Im Mai 2018 haben die Vorbereitungsarbeiten für die zweite Ostsee-Pipeline im Greifswalder Bodden begonnen. Im Hafen von Mukran auf der Insel Rügen liegen tausende Stahlröhren bereit für die Verlegung. Aus ihnen soll die neue Pipeline Nord Stream 2 entstehen, die russisches Gas aus Sibirien nach Deutschland bringen soll. Die neue Pipeline wird parallel zur bereits vorhandenen Fernleitung Nord Stream 1 verlaufen. Die neue Pipeline, in die der russische Staatskonzern Gazprom und seine westeuropäischen Partner 9,5 Milliarden Euro investieren, verprellt vor allem jene Länder in Osteuropa, durch die bisher russisches Erdgas nach Deutschland gelangte.

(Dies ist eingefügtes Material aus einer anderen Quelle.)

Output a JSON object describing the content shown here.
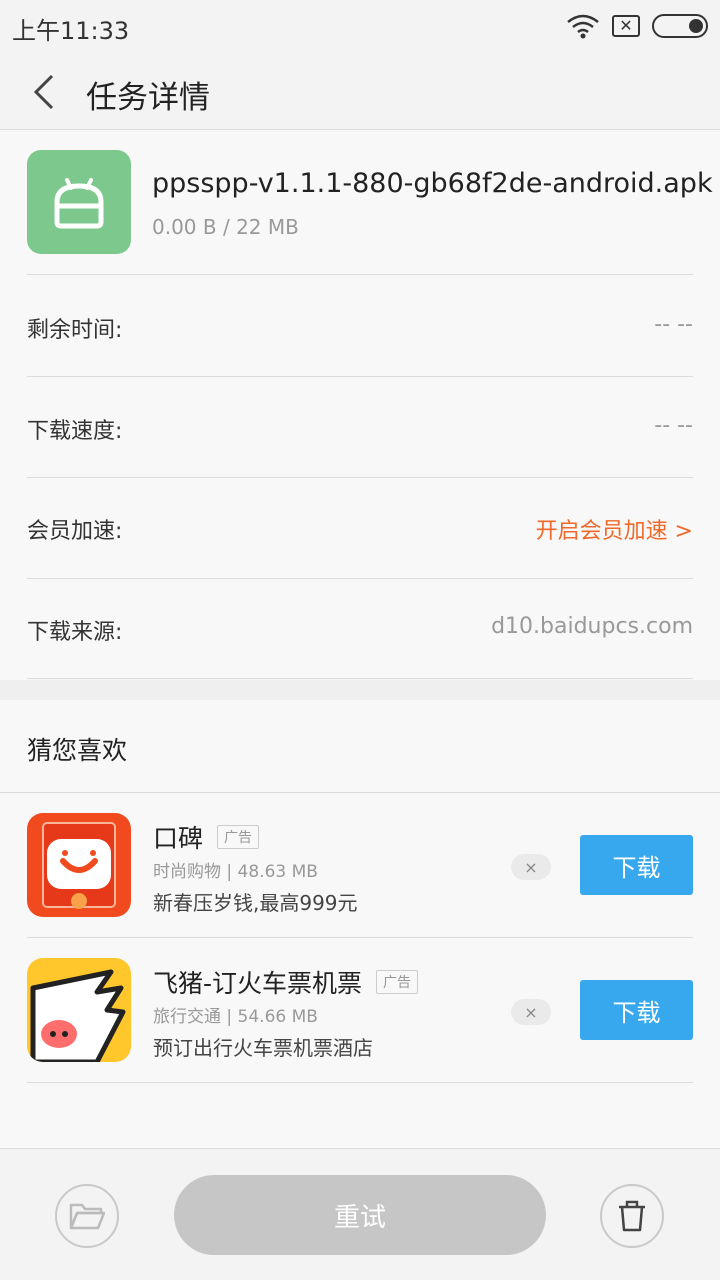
{
  "status_bar": {
    "time": "上午11:33",
    "icons": [
      "wifi-icon",
      "no-sim-icon",
      "battery-icon"
    ]
  },
  "header": {
    "back_icon": "chevron-left-icon",
    "title": "任务详情"
  },
  "file": {
    "icon": "android-apk-icon",
    "name": "ppsspp-v1.1.1-880-gb68f2de-android.apk",
    "size": "0.00 B / 22 MB"
  },
  "details": [
    {
      "label": "剩余时间:",
      "value": "-- --"
    },
    {
      "label": "下载速度:",
      "value": "-- --"
    },
    {
      "label": "会员加速:",
      "value": "开启会员加速 >"
    },
    {
      "label": "下载来源:",
      "value": "d10.baidupcs.com"
    }
  ],
  "recommend": {
    "title": "猜您喜欢",
    "apps": [
      {
        "name": "口碑",
        "ad_tag": "广告",
        "meta": "时尚购物 | 48.63 MB",
        "desc": "新春压岁钱,最高999元",
        "dismiss": "×",
        "download": "下载",
        "icon": "koubei-app-icon"
      },
      {
        "name": "飞猪-订火车票机票",
        "ad_tag": "广告",
        "meta": "旅行交通 | 54.66 MB",
        "desc": "预订出行火车票机票酒店",
        "dismiss": "×",
        "download": "下载",
        "icon": "feizhu-app-icon"
      }
    ]
  },
  "bottom": {
    "folder_icon": "folder-icon",
    "retry": "重试",
    "trash_icon": "trash-icon"
  },
  "colors": {
    "accent_orange": "#ef6a2a",
    "download_blue": "#37a8ee",
    "apk_green": "#7dc98d"
  },
  "status_bar_sb_x": "✕"
}
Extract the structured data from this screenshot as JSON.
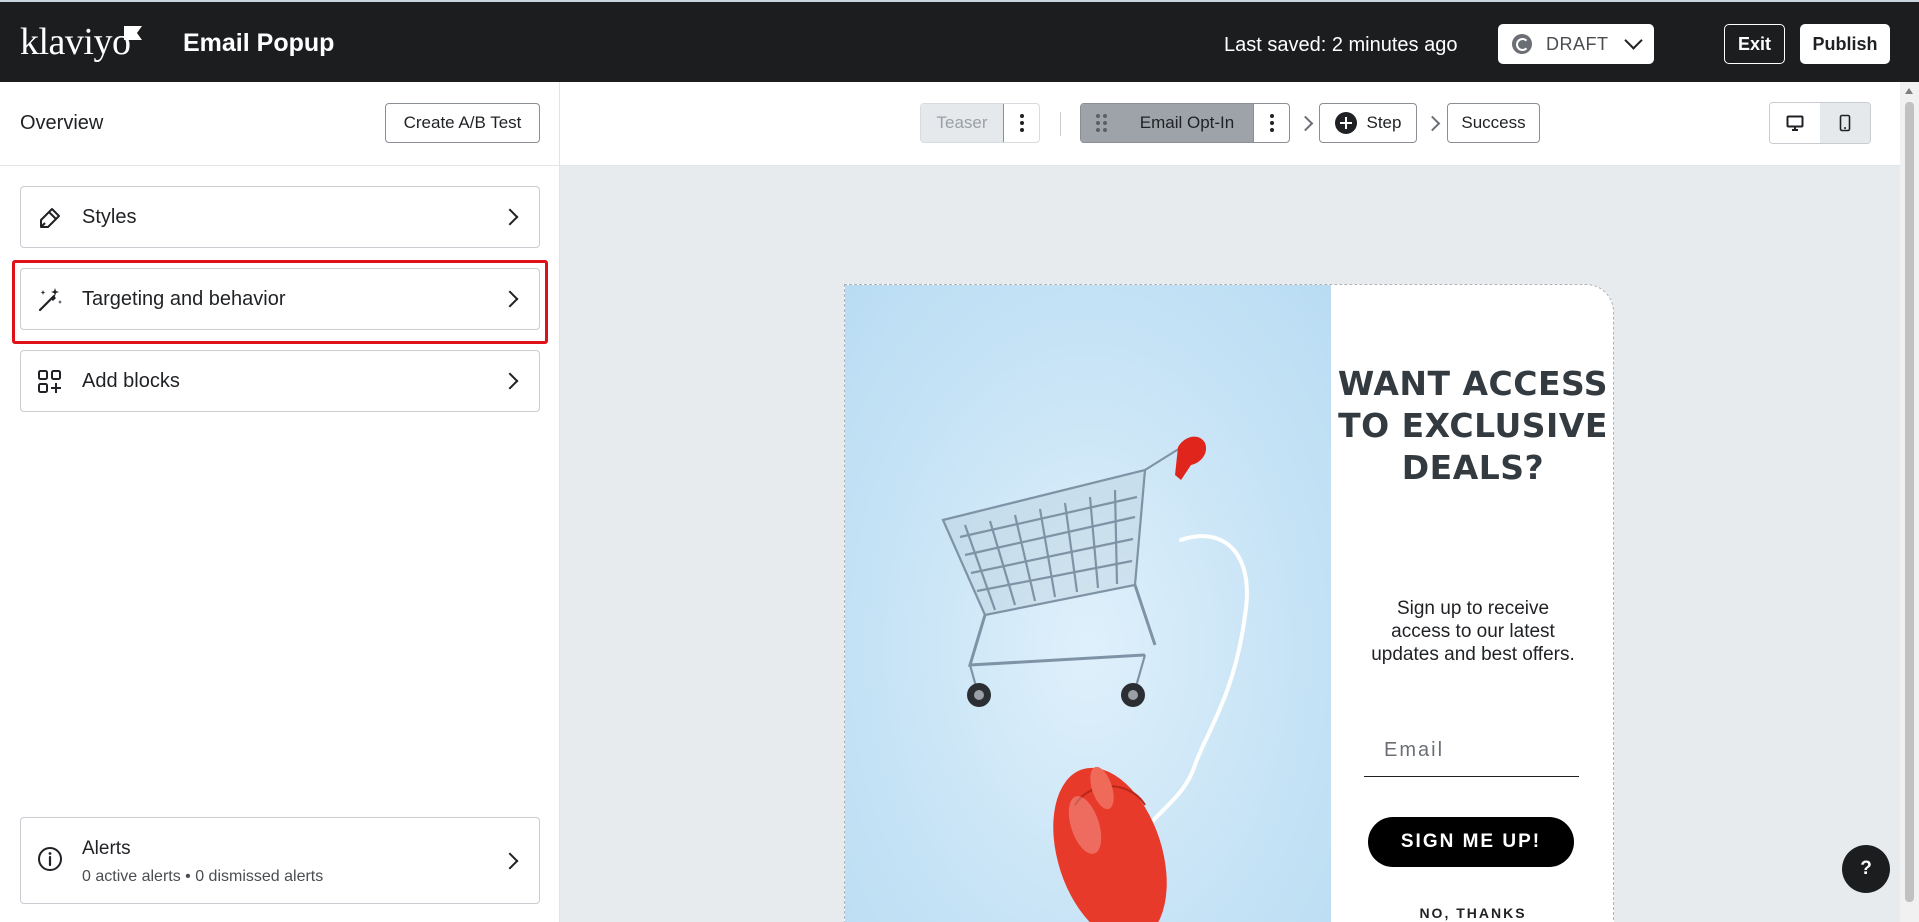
{
  "header": {
    "logo_text": "klaviyo",
    "title": "Email Popup",
    "last_saved": "Last saved: 2 minutes ago",
    "status_select": "DRAFT",
    "exit_label": "Exit",
    "publish_label": "Publish"
  },
  "sidebar": {
    "title": "Overview",
    "ab_test_label": "Create A/B Test",
    "items": [
      {
        "label": "Styles",
        "icon": "paintbrush-icon"
      },
      {
        "label": "Targeting and behavior",
        "icon": "magic-wand-icon",
        "highlighted": true
      },
      {
        "label": "Add blocks",
        "icon": "add-blocks-icon"
      }
    ],
    "alerts": {
      "title": "Alerts",
      "subtitle": "0 active alerts • 0 dismissed alerts"
    }
  },
  "steps": {
    "teaser": "Teaser",
    "optin": "Email Opt-In",
    "add_step": "Step",
    "success": "Success"
  },
  "popup": {
    "headline": "WANT ACCESS TO EXCLUSIVE DEALS?",
    "subtext": "Sign up to receive access to our latest updates and best offers.",
    "email_placeholder": "Email",
    "signup_label": "SIGN ME UP!",
    "no_thanks_label": "NO, THANKS"
  },
  "help_label": "?",
  "colors": {
    "topbar": "#1c1d1f",
    "highlight": "#e0101a",
    "canvas": "#e8ebee",
    "image_bg": "#c8e4f6",
    "cart_handle": "#e0261c",
    "mouse": "#e83a2a"
  }
}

Poroschenko und Trump zu Nord Stream 2
So versucht der ukrainische Präsident Petro Poroschenko seit dem Startschuss des Projektes gegen Nord Stream 2 zu intervenieren. Besonders im Westen Europas wirbt er um Verbündete und verbreitet markige Botschaften über seinen Twitter-Account: "Nord Stream 2 ergibt aus ökonomischer Sicht keinen Sinn. Es ist ein rein politisches Projekt."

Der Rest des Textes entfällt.